Рано утром, от собственного плача проснувшись на гладильном столе, Глаша твердо решила сегодня же идти в полицию, искать этого, с бакенбардами. Будь что будет… Но день миновал, и никуда-то она не пошла. Оправдывалась перед собой, что вот приведет полицейских, а Пупыря нет: ушел, не дождавшись ее, и все свое добро унес. Как тогда докажешь им, что не обманула? Ее же и схватят, поведут в тюрьму… Глаша так ясно представляла эту картину, столько раз в облаках горячего пара повторяла, разговаривая сама с собой, что нет его, сбежал, ирод, что к вечеру поверила: так оно и есть. Домой летела как на крыльях. Спустилась в подвал, и точно: избушка на клюшке. С бьющимся сердцем она пошарила под рогожкой, куда клали ключ, отщелкнула замок. Пусто! Бросилась к полкам и завыла от бессилия, от напрасной надежды, которая, как пузырь у рыбы, мгновенно раздулась в груди, отрывая сердце от тела, тело - от земли, и лопнула. Все рубахи Пупыря, ею стиранные, все подштанники, все шейные и носовые платки аккуратными стопками лежали на досках. Сунулась в тайник среди поленниц - оттуда пахнуло траченым мехом. Вся добыча здесь, значит, еще придет.
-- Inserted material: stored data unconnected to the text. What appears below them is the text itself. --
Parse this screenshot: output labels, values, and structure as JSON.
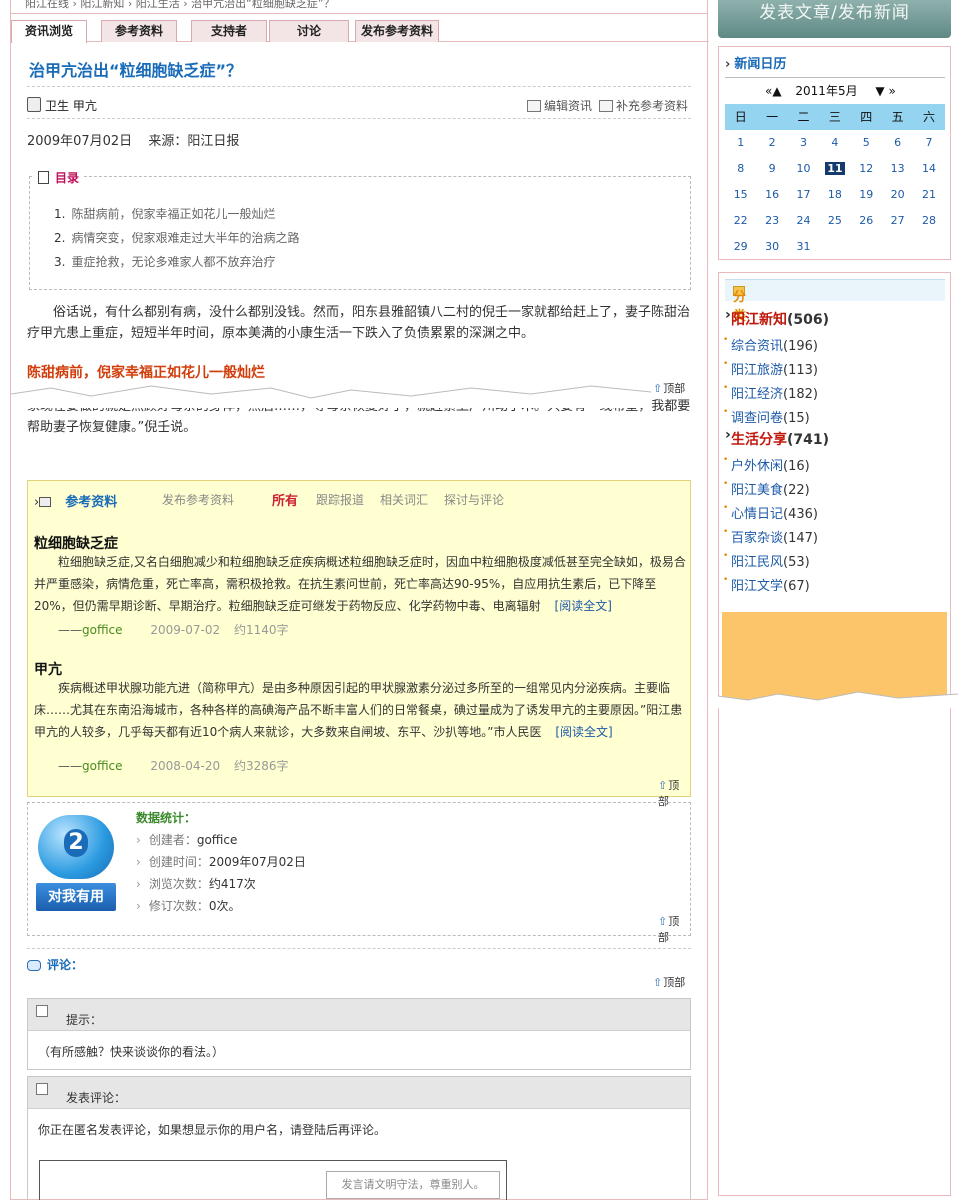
{
  "top_strip": "阳江在线 › 阳江新知 › 阳江生活 › 治甲亢治出“粒细胞缺乏症”？",
  "tabs": [
    "资讯浏览",
    "参考资料",
    "支持者",
    "讨论",
    "发布参考资料"
  ],
  "article": {
    "title": "治甲亢治出“粒细胞缺乏症”？",
    "tags": "卫生  甲亢",
    "actions": [
      "编辑资讯",
      "补充参考资料"
    ],
    "date": "2009年07月02日",
    "source_label": "来源：",
    "source": "阳江日报",
    "toc_title": "目录",
    "toc": [
      "陈甜病前，倪家幸福正如花儿一般灿烂",
      "病情突变，倪家艰难走过大半年的治病之路",
      "重症抢救，无论多难家人都不放弃治疗"
    ],
    "intro": "俗话说，有什么都别有病，没什么都别没钱。然而，阳东县雅韶镇八二村的倪壬一家就都给赶上了，妻子陈甜治疗甲亢患上重症，短短半年时间，原本美满的小康生活一下跌入了负债累累的深渊之中。",
    "section1_title": "陈甜病前，倪家幸福正如花儿一般灿烂",
    "section1_text": "家现在要做的就是照顾好母亲的身体，然后……，等母亲恢复好了，就赶紧上广州动手术。”只要有一线希望，我都要帮助妻子恢复健康。”倪壬说。",
    "to_top": "顶部"
  },
  "references": {
    "title": "参考资料",
    "tabs": [
      "发布参考资料",
      "所有",
      "跟踪报道",
      "相关词汇",
      "探讨与评论"
    ],
    "entries": [
      {
        "title": "粒细胞缺乏症",
        "body": "粒细胞缺乏症,又名白细胞减少和粒细胞缺乏症疾病概述粒细胞缺乏症时，因血中粒细胞极度减低甚至完全缺如，极易合并严重感染，病情危重，死亡率高，需积极抢救。在抗生素问世前，死亡率高达90-95%，自应用抗生素后，已下降至20%，但仍需早期诊断、早期治疗。粒细胞缺乏症可继发于药物反应、化学药物中毒、电离辐射",
        "read": "[阅读全文]",
        "author_prefix": "——",
        "author": "goffice",
        "date": "2009-07-02",
        "size": "约1140字"
      },
      {
        "title": "甲亢",
        "body": "疾病概述甲状腺功能亢进（简称甲亢）是由多种原因引起的甲状腺激素分泌过多所至的一组常见内分泌疾病。主要临床……尤其在东南沿海城市，各种各样的高碘海产品不断丰富人们的日常餐桌，碘过量成为了诱发甲亢的主要原因。”阳江患甲亢的人较多，几乎每天都有近10个病人来就诊，大多数来自闸坡、东平、沙扒等地。”市人民医",
        "read": "[阅读全文]",
        "author_prefix": "——",
        "author": "goffice",
        "date": "2008-04-20",
        "size": "约3286字"
      }
    ]
  },
  "stats": {
    "badge_number": "2",
    "badge_button": "对我有用",
    "title": "数据统计：",
    "rows": [
      {
        "label": "创建者：",
        "value": "goffice"
      },
      {
        "label": "创建时间：",
        "value": "2009年07月02日"
      },
      {
        "label": "浏览次数：",
        "value": "约417次"
      },
      {
        "label": "修订次数：",
        "value": "0次。"
      }
    ]
  },
  "comments": {
    "title": "评论：",
    "hint_title": "提示：",
    "hint_text": "（有所感触？快来谈谈你的看法。）",
    "post_title": "发表评论：",
    "post_text": "你正在匿名发表评论，如果想显示你的用户名，请登陆后再评论。",
    "editor_placeholder": "发言请文明守法，尊重别人。"
  },
  "sidebar": {
    "publish_button": "发表文章/发布新闻",
    "calendar": {
      "title": "新闻日历",
      "prev": "«▲",
      "month": "2011年5月",
      "next": "▼ »",
      "weekdays": [
        "日",
        "一",
        "二",
        "三",
        "四",
        "五",
        "六"
      ],
      "weeks": [
        [
          "1",
          "2",
          "3",
          "4",
          "5",
          "6",
          "7"
        ],
        [
          "8",
          "9",
          "10",
          "11",
          "12",
          "13",
          "14"
        ],
        [
          "15",
          "16",
          "17",
          "18",
          "19",
          "20",
          "21"
        ],
        [
          "22",
          "23",
          "24",
          "25",
          "26",
          "27",
          "28"
        ],
        [
          "29",
          "30",
          "31",
          "",
          "",
          "",
          ""
        ]
      ],
      "today": "11"
    },
    "categories": {
      "title": "分类",
      "groups": [
        {
          "name": "阳江新知",
          "count": "(506)",
          "items": [
            {
              "name": "综合资讯",
              "count": "(196)"
            },
            {
              "name": "阳江旅游",
              "count": "(113)"
            },
            {
              "name": "阳江经济",
              "count": "(182)"
            },
            {
              "name": "调查问卷",
              "count": "(15)"
            }
          ]
        },
        {
          "name": "生活分享",
          "count": "(741)",
          "items": [
            {
              "name": "户外休闲",
              "count": "(16)"
            },
            {
              "name": "阳江美食",
              "count": "(22)"
            },
            {
              "name": "心情日记",
              "count": "(436)"
            },
            {
              "name": "百家杂谈",
              "count": "(147)"
            },
            {
              "name": "阳江民风",
              "count": "(53)"
            },
            {
              "name": "阳江文学",
              "count": "(67)"
            }
          ]
        }
      ]
    }
  }
}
Глаша зачерпнула из ведра воды, попила, лязгая зубами о край ковша и тоненько подвывая от безнадежности. Холод прошел по горлу, и стало спокойнее. Она заглянула в то место, где Пупырь хранил свою гирьку на цепочке. Тетрадь с кулинарными рецептами для будущего трактира лежала там, но гирьки не было. Глаша почувствовала, как у нее слабеют ноги. Если он сегодня еще кого-нибудь загубит, это ей не простится. Нет, не простится! Не отмолить греха…

Глаша выбежала на улицу, и ее захлестнуло снежным неводком. В домах гасли огни, лишь окна подъездов желтыми переборчатыми колодцами стояли в темноте.

26

Кучер князя фон Аренсберга объяснил подробно и даже нарисовал на салфетке: за трактиром "Три великана" свернуть в подворотню, там будет флигель в два этажа, подняться наверх… Но Левицкий, которому поручено было привести в Миллионную бывшего княжеского лакея Федора, дома его не застал. С полчаса он побродил около, плюнул и поехал к приятелю, где на фанты играл с девицами в карты - в шнип-шнап-шнур и в "дурачки", лишь изредка, в силу привычки, передергивая. Напоследок он пару раз нарочно проиграл. Вначале его приговорили к сидению на бутылке из-под шампанского, потом велели изобразить греческого оратора Демосфена, то есть произнести похвальную речь хозяйке дома, предварительно положив в рот горсть подсолнухов. Левицкий справился с тем и с другим и в начале одиннадцатого часа вновь поехал за Федором. Но конура по-прежнему была пуста, дверь на замке.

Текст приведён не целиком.